Sierra Nevada Corporation (SNC) carried out the first gliding approach and landing test of their Dream Chaser spacecraft at Edwards Air Force Base on October 26. The vehicle dropped from its carrier aircraft at 11:10 am, and carried out gliding and landing maneuvers flawlessly. However, the left landing gear door did not function, causing the test spacecraft to flip on landing.

The Dream Chaser Engineering Test Article (ETA) holds roughly the same position in the development of the SNC spacecraft as the USS Enterprise did in the space shuttle program. Never intended for spaceflight, the ETA is strictly an atmospheric test vehicle, to be used to establish flight procedures and test the engineering design of the Dream Chaser for the descent and landing phases of a full flight.

The ETA was lifted to its drop altitude by an Erickson Air-Crane helicopter, capable of lifting a payload of 20,000 lb (9.1 tonnes) to an altitude of 9,000 feet (2,740 m). The drop height for Saturday's test has not yet been announced. Once released, the Dream Chaser autopilot system guided the unmanned vehicle to its preprogrammed glide slope, lined up right on the centerline of Edwards AFB Runway 22L, which led to a landing at a speed of 191 knots (360 kph). The total time in flight was less than a minute.
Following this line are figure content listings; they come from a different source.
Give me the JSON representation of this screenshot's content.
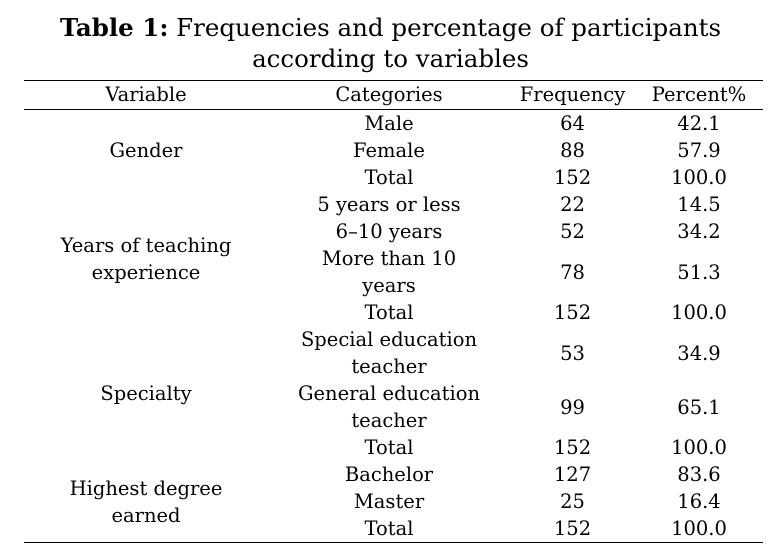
{
  "caption": {
    "label": "Table 1:",
    "text_line1": " Frequencies and percentage of participants",
    "text_line2": "according to variables"
  },
  "table": {
    "headers": [
      "Variable",
      "Categories",
      "Frequency",
      "Percent%"
    ],
    "groups": [
      {
        "variable_line1": "Gender",
        "variable_line2": "",
        "rows": [
          {
            "category_line1": "Male",
            "category_line2": "",
            "frequency": "64",
            "percent": "42.1"
          },
          {
            "category_line1": "Female",
            "category_line2": "",
            "frequency": "88",
            "percent": "57.9"
          },
          {
            "category_line1": "Total",
            "category_line2": "",
            "frequency": "152",
            "percent": "100.0"
          }
        ]
      },
      {
        "variable_line1": "Years of teaching",
        "variable_line2": "experience",
        "rows": [
          {
            "category_line1": "5 years or less",
            "category_line2": "",
            "frequency": "22",
            "percent": "14.5"
          },
          {
            "category_line1": "6–10 years",
            "category_line2": "",
            "frequency": "52",
            "percent": "34.2"
          },
          {
            "category_line1": "More than 10",
            "category_line2": "years",
            "frequency": "78",
            "percent": "51.3"
          },
          {
            "category_line1": "Total",
            "category_line2": "",
            "frequency": "152",
            "percent": "100.0"
          }
        ]
      },
      {
        "variable_line1": "Specialty",
        "variable_line2": "",
        "rows": [
          {
            "category_line1": "Special education",
            "category_line2": "teacher",
            "frequency": "53",
            "percent": "34.9"
          },
          {
            "category_line1": "General education",
            "category_line2": "teacher",
            "frequency": "99",
            "percent": "65.1"
          },
          {
            "category_line1": "Total",
            "category_line2": "",
            "frequency": "152",
            "percent": "100.0"
          }
        ]
      },
      {
        "variable_line1": "Highest degree",
        "variable_line2": "earned",
        "rows": [
          {
            "category_line1": "Bachelor",
            "category_line2": "",
            "frequency": "127",
            "percent": "83.6"
          },
          {
            "category_line1": "Master",
            "category_line2": "",
            "frequency": "25",
            "percent": "16.4"
          },
          {
            "category_line1": "Total",
            "category_line2": "",
            "frequency": "152",
            "percent": "100.0"
          }
        ]
      }
    ]
  }
}
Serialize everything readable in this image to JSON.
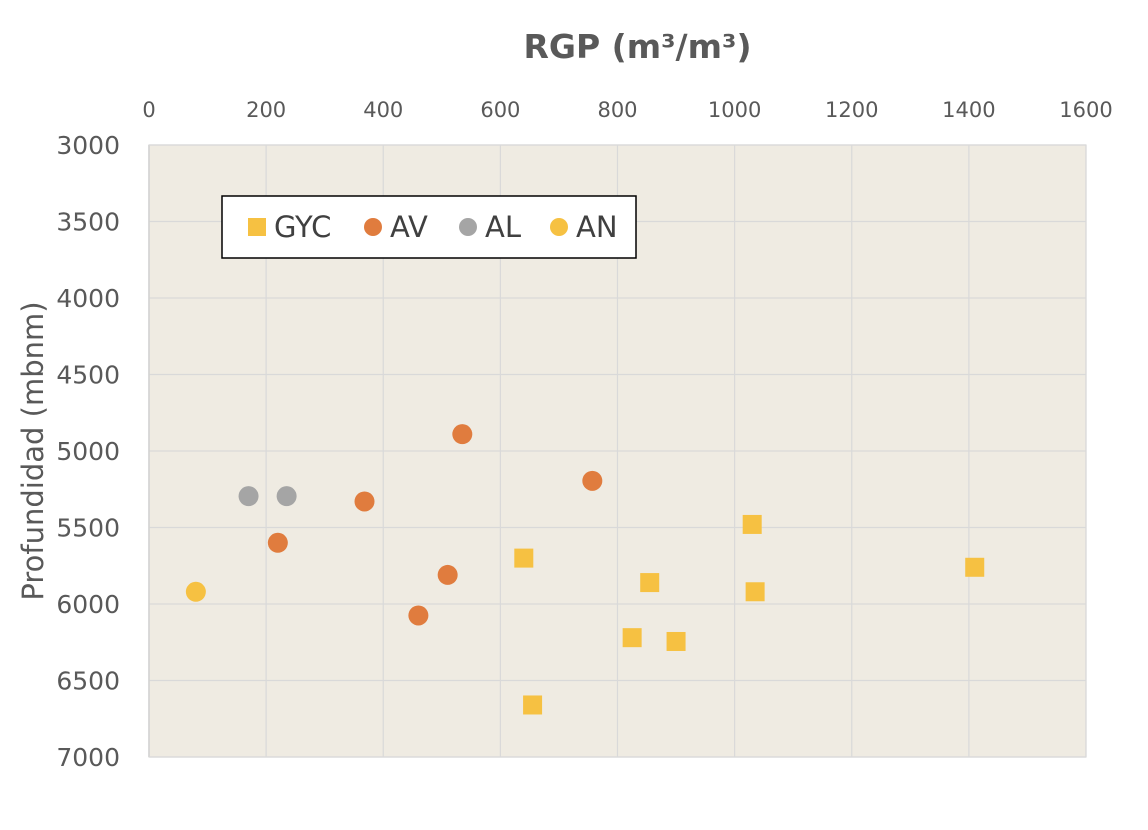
{
  "chart_data": {
    "type": "scatter",
    "title": "",
    "xlabel": "RGP (m³/m³)",
    "ylabel": "Profundidad (mbnm)",
    "xlim": [
      0,
      1600
    ],
    "ylim": [
      3000,
      7000
    ],
    "y_inverted": true,
    "x_axis_position": "top",
    "x_ticks": [
      "0",
      "200",
      "400",
      "600",
      "800",
      "1000",
      "1200",
      "1400",
      "1600"
    ],
    "y_ticks": [
      "3000",
      "3500",
      "4000",
      "4500",
      "5000",
      "5500",
      "6000",
      "6500",
      "7000"
    ],
    "grid": true,
    "plot_background": "#efebe2",
    "legend_position": "top-left",
    "series": [
      {
        "name": "GYC",
        "marker": "square",
        "color": "#f6c142",
        "points": [
          {
            "x": 1030,
            "y": 5480
          },
          {
            "x": 1410,
            "y": 5760
          },
          {
            "x": 640,
            "y": 5700
          },
          {
            "x": 855,
            "y": 5860
          },
          {
            "x": 1035,
            "y": 5920
          },
          {
            "x": 825,
            "y": 6220
          },
          {
            "x": 900,
            "y": 6245
          },
          {
            "x": 655,
            "y": 6660
          }
        ]
      },
      {
        "name": "AV",
        "marker": "circle",
        "color": "#e07c3e",
        "points": [
          {
            "x": 535,
            "y": 4890
          },
          {
            "x": 757,
            "y": 5195
          },
          {
            "x": 368,
            "y": 5330
          },
          {
            "x": 220,
            "y": 5600
          },
          {
            "x": 510,
            "y": 5810
          },
          {
            "x": 460,
            "y": 6075
          }
        ]
      },
      {
        "name": "AL",
        "marker": "circle",
        "color": "#a5a5a5",
        "points": [
          {
            "x": 170,
            "y": 5295
          },
          {
            "x": 235,
            "y": 5295
          }
        ]
      },
      {
        "name": "AN",
        "marker": "circle",
        "color": "#f6c142",
        "points": [
          {
            "x": 80,
            "y": 5920
          }
        ]
      }
    ]
  }
}
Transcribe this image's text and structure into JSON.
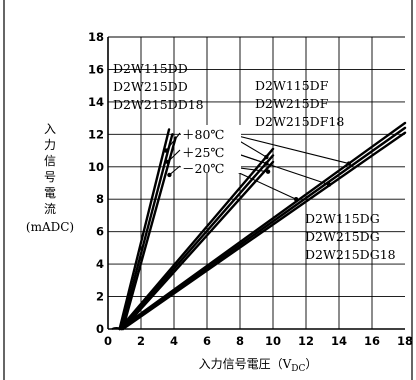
{
  "chart_data": {
    "type": "line",
    "title": "",
    "xlabel": "入力信号電圧（V",
    "xlabel_sub": "DC",
    "xlabel_close": "）",
    "ylabel_lines": [
      "入",
      "力",
      "信",
      "号",
      "電",
      "流"
    ],
    "ylabel_unit": "(mADC)",
    "xlim": [
      0,
      18
    ],
    "ylim": [
      0,
      18
    ],
    "x_ticks": [
      0,
      2,
      4,
      6,
      8,
      10,
      12,
      14,
      16,
      18
    ],
    "y_ticks": [
      0,
      2,
      4,
      6,
      8,
      10,
      12,
      14,
      16,
      18
    ],
    "grid": true,
    "groups": [
      {
        "name": "D2W115DD / D2W215DD / D2W215DD18",
        "labels": [
          "D2W115DD",
          "D2W215DD",
          "D2W215DD18"
        ],
        "series": [
          {
            "name": "+80℃",
            "x": [
              0.7,
              3.7
            ],
            "y": [
              0,
              12.3
            ]
          },
          {
            "name": "+25℃",
            "x": [
              0.8,
              3.9
            ],
            "y": [
              0,
              12.0
            ]
          },
          {
            "name": "−20℃",
            "x": [
              0.9,
              4.1
            ],
            "y": [
              0,
              11.8
            ]
          }
        ]
      },
      {
        "name": "D2W115DF / D2W215DF / D2W215DF18",
        "labels": [
          "D2W115DF",
          "D2W215DF",
          "D2W215DF18"
        ],
        "series": [
          {
            "name": "+80℃",
            "x": [
              0.7,
              10.0
            ],
            "y": [
              0,
              11.1
            ]
          },
          {
            "name": "+25℃",
            "x": [
              0.8,
              10.0
            ],
            "y": [
              0,
              10.7
            ]
          },
          {
            "name": "−20℃",
            "x": [
              0.9,
              10.0
            ],
            "y": [
              0,
              10.3
            ]
          }
        ]
      },
      {
        "name": "D2W115DG / D2W215DG / D2W215DG18",
        "labels": [
          "D2W115DG",
          "D2W215DG",
          "D2W215DG18"
        ],
        "series": [
          {
            "name": "+80℃",
            "x": [
              0.7,
              18.0
            ],
            "y": [
              0,
              12.7
            ]
          },
          {
            "name": "+25℃",
            "x": [
              0.8,
              18.0
            ],
            "y": [
              0,
              12.4
            ]
          },
          {
            "name": "−20℃",
            "x": [
              0.9,
              18.0
            ],
            "y": [
              0,
              12.1
            ]
          }
        ]
      }
    ],
    "temperature_labels": [
      "＋80℃",
      "＋25℃",
      "－20℃"
    ]
  }
}
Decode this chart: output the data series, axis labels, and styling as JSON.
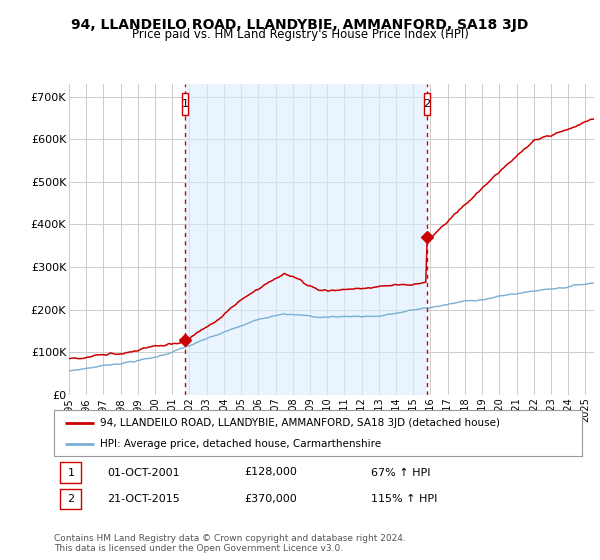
{
  "title": "94, LLANDEILO ROAD, LLANDYBIE, AMMANFORD, SA18 3JD",
  "subtitle": "Price paid vs. HM Land Registry's House Price Index (HPI)",
  "title_fontsize": 10,
  "subtitle_fontsize": 8.5,
  "background_color": "#ffffff",
  "plot_bg_color": "#ffffff",
  "grid_color": "#cccccc",
  "shade_color": "#ddeeff",
  "ylabel_ticks": [
    "£0",
    "£100K",
    "£200K",
    "£300K",
    "£400K",
    "£500K",
    "£600K",
    "£700K"
  ],
  "ytick_values": [
    0,
    100000,
    200000,
    300000,
    400000,
    500000,
    600000,
    700000
  ],
  "ylim": [
    0,
    730000
  ],
  "xlim_start": 1995.0,
  "xlim_end": 2025.5,
  "xtick_years": [
    1995,
    1996,
    1997,
    1998,
    1999,
    2000,
    2001,
    2002,
    2003,
    2004,
    2005,
    2006,
    2007,
    2008,
    2009,
    2010,
    2011,
    2012,
    2013,
    2014,
    2015,
    2016,
    2017,
    2018,
    2019,
    2020,
    2021,
    2022,
    2023,
    2024,
    2025
  ],
  "red_line_color": "#cc0000",
  "blue_line_color": "#7aafd4",
  "vline_color": "#cc0000",
  "vline_style": ":",
  "marker1_x": 2001.75,
  "marker1_y": 128000,
  "marker1_label": "1",
  "marker2_x": 2015.8,
  "marker2_y": 370000,
  "marker2_label": "2",
  "legend_line1": "94, LLANDEILO ROAD, LLANDYBIE, AMMANFORD, SA18 3JD (detached house)",
  "legend_line2": "HPI: Average price, detached house, Carmarthenshire",
  "note1_label": "1",
  "note1_date": "01-OCT-2001",
  "note1_price": "£128,000",
  "note1_hpi": "67% ↑ HPI",
  "note2_label": "2",
  "note2_date": "21-OCT-2015",
  "note2_price": "£370,000",
  "note2_hpi": "115% ↑ HPI",
  "footer": "Contains HM Land Registry data © Crown copyright and database right 2024.\nThis data is licensed under the Open Government Licence v3.0."
}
Unfortunately, the left landing gear did not deploy, causing the ETA to flip over in what has been described as a "spectacular crash" by Alan Boyle of NBC News. To add insult to injury, the landing gear were not those intended for use with the production Dream Chaser, but rather were adapted from the landing gear on the F5 fighter jet. On looking over the damage, Sierra Nevada is holding out hope for repairing the ETA, but it is not yet clear that this is a likely prospect within the structure of the entire project.

Sierra Nevada will host a teleconference on October 29 to brief media on the approach and landing test. A video of the flight will be released that reportedly does not include the crash footage. Sierra Nevada will indicate what this crash means for their participation in NASA's Commercial Crew Program, and where their next steps are likely to lead them.

Editor's note: (October 29): The early report that the Dream Chaser flipped on landing was incorrect. SNC now reports that it skidded off the runway and was damaged, but is likely to be repaired for further flight tests.